Building Bridges with Love!
An old Welsh proverb says, "He that would be a leader must be a bridge." Jesus said, "Whoever wishes to become great among you shall be your servant" (Matthew 20.26). When I engage in intercessory prayer, I fulfill both these statements. Not that I become great or even a leader, but I serve my brothers and sisters through prayer and build a bridge. You see, it begins by recognizing the importance of others, the value of their needs over my own. One of the most important features of intercession is its other-centeredness. In Philippians 2.3, the Apostle Paul says for us to "do nothing from selfishness or empty conceit, but with humility of mind let each of you regard one another as more important than himself." Then, he encourages us to think the way Jesus thinks, by adding these words, "Do not merely look out for your own personal interests, but also for the interests of others." (vs. 4). Through intercession we extend our influence into the lives of others. We not only serve them in ways none of us could even imagine, but we also build bridges that link their needs with our Father's resources.

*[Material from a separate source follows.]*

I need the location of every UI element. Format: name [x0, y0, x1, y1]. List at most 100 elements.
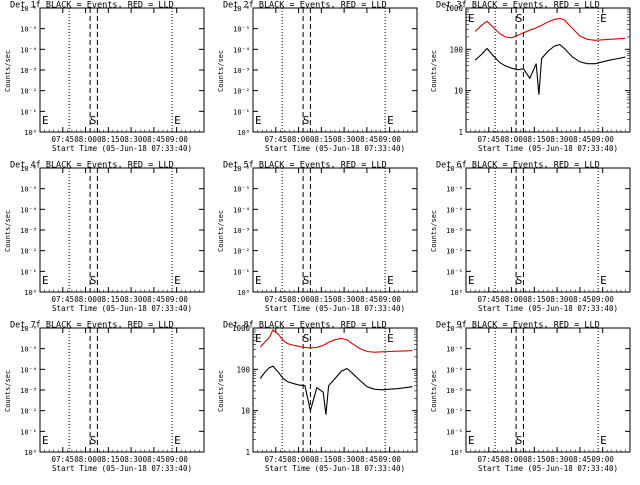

The two greatest examples of intercession in the Bible are the Lord Jesus Himself and the Holy Spirit. The prophet Isaiah tells us about Jesus's example. He said, the Lord was "numbered with the transgressors; Yet He Himself bore the sin of many, and interceded for the transgressors." (Isaiah 53.12) This is the first reference in most translations of the Bible to intercession; and the word Isaiah uses is our old friend pagha. Remember Joshua indicating that pagha meant to establish boundaries? At the time, he established the boundaries of the inheritance of Israel; in intercession, we establish boundaries of protection for our brethren. But in Isaiah, we discover a slightly different meaning. In his excellent commentary on this passage, J. Alec Motyer says, "The base meaning is 'to cause to reach' and hence 'to cause someone's plea to reach someone's ears' (to intercede)...." More specifically, through intercession, the Lord Jesus causes the needs of transgressors to reach the ears of His Father, thus building a bridge between them and God. By intercessory prayer, we become the bridge Jesus uses to link God and His people within the boundaries of their inheritance in Him. By His love and power, both we and those we pray for become stronger in Him through prayer.
In Romans 8.26, the Holy Spirit provides another example of intercession. There Paul tells us that "in the same way the Spirit also helps our weakness; for we do not know how to pray as we should, but the Spirit Himself intercedes for us with groanings too deep for words." What an example! First, He helps our weakness. What does that mean? That word "helps" translates a foot-long Greek word that essentially means "to take hold of anything with another." He takes hold of one end of our burden -- naturally the heaviest end -- and bears it with us in such a way that it is no longer a major burden. The Lord exhorts us that we should follow this example in that we should "bear one another's burdens, and thus fulfill the law of Christ" (Galatians 6.2).
But how can we intercede effectively when we don't know how to pray for each other? I recently read a story that may show how this kind of intercession could work. Two men planted olive trees in their respective fields. Later one of them prayed, "Dear Lord, my trees need water. Please send rain." Shortly came the showers. Then he prayed, "Lord, they need sunshine, too." And the Lord bathed them in sunlight. Finally, he prayed, "Lord, my trees need something to make them hardy. Please send a frost tonight." That night a frost came and killed all his trees. The next day, he went to the other man's grove only to find it flourishing. "How can this be?" he cried. The other man said, "When I prayed, I didn't ask for rain or sunshine or frost. I just said, 'Lord, You made these trees. You know what they need. Just send what is best!'" Often, that's all we can pray for our friends.
The Spirit also intercedes for us. Here the Apostle uses a Greek word not dissimilar to pagha. However, this New Testament word includes the meaning to go to someone "on behalf of another." Even though we may not know what to pray for, we fulfill the Word of God by simply taking our brother's needs in our hands and placing them before the Throne of God. Then the Holy Spirit acts as an advocate on our behalf to "plead our case" for us. Not only the Holy Spirit, but Jesus too "is at the right hand of God, who also intercedes for us" (Romans 8.34). Never before have God's people so needed the intercession of Jesus and the Holy Spirit as today. Never before have God's people so needed the mutual support of one another in intercessory prayer. Folks, not only is intercessory prayer the greatest need of the evangelical church today, but, as Warren Wiersbe reminds us, "We are never more like the Lord Jesus Christ than when we are interceding for others, because that's what He is doing in heaven today" (cp. Hebrew 7.24-25). What an example!